Background: Cyclin D1 (CCND1) plays a key role in cell cycle regulation. It is a well-established human oncogene which is frequently amplified or overexpressed in cancers. The association between CCND1 G870A polymorphism and cancer risk has been widely assessed. However, a definitive conclusion between CCND1 G870A polymorphism and risk of nasopharyngeal carcinoma (NPC) remains elusive.
Methods: We firstly performed a hospital-based case-control study involving 165 NPC cases and 191 cancer-free controls in central-south China, and then conducted a meta-analysis with six case-control studies to evaluate the association between NPC risk and CCND1 G870A polymorphism.

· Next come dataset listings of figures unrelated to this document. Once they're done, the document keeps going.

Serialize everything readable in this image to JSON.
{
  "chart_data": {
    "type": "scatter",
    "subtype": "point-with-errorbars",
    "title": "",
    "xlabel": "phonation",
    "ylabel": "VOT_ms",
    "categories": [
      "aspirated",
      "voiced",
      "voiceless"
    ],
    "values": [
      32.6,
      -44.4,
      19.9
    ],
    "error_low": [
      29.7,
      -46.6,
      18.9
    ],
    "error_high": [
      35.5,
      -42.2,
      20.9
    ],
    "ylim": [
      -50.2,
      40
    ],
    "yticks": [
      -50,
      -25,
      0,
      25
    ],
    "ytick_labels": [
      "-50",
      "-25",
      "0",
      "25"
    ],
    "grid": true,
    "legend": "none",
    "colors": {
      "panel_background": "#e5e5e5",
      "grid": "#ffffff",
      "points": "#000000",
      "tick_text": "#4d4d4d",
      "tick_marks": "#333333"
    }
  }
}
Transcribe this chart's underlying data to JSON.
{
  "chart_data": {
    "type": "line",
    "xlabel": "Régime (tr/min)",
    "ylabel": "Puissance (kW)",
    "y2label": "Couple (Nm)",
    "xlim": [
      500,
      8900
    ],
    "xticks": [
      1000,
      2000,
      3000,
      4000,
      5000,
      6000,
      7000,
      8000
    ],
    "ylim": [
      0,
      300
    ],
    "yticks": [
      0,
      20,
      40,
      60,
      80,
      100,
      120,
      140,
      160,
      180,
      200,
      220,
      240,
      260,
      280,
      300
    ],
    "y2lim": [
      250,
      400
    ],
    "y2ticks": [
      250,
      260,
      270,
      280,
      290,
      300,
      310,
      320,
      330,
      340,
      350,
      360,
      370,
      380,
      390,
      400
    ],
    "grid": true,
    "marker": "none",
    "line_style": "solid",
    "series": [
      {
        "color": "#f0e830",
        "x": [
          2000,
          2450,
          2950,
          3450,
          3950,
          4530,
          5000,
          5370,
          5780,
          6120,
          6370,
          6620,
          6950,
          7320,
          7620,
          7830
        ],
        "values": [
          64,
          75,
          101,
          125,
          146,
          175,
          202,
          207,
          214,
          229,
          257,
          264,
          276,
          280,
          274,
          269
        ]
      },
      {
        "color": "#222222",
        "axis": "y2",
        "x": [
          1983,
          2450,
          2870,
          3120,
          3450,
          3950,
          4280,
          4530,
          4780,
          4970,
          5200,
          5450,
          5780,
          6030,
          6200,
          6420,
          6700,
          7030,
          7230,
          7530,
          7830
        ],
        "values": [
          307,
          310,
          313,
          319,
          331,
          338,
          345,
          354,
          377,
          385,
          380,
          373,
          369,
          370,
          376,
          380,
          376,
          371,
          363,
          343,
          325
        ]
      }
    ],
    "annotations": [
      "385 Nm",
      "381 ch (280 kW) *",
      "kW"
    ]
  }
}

Results: The case-control study found a significant association between CCND1 G870A polymorphism and NPC risk in various comparison models (AA vs. GG: OR = 2.300, 95% CI 1.089-4.857, p = 0.029; AG vs. GG: OR = 2.832, 95% CI 1.367-5.867, p = 0.005; AA/AG vs. GG: OR = 2.597, 95% CI 1.288-5.237, p = 0.008; AA vs.
Ag/gg: OR = 0.984, 95% CI 0.638-1.518, p = 0.944). Further meta-analysis showed that there was no significant association between CCND1 G870A polymorphism and NPC risk in overall analysis. In the stratified analysis by race, however, significant associations were only found in Caucasians (for the allele model A vs. G: OR = 0.75, 95% CI 0.59-0.97, p = 0.03; for the co-dominant model AA vs. GG: OR = 0.52, 95% CI 0.32-0.86, p = 0.01; for the dominant model AA/AG vs. GG: OR = 0.49, 95% CI 0.32-0.74, p<0.01; for the recessive model AA vs.
Ag/gg: OR = 0.90, 95% CI 0.61-1.34, p = 0.60).
Conclusions: A significant association between CCND1 G870A polymorphism and NPC risk was found in the central-southern Chinese population. The meta-analysis indicated that CCND1 G870A polymorphism may contribute to the development of NPC in Caucasians.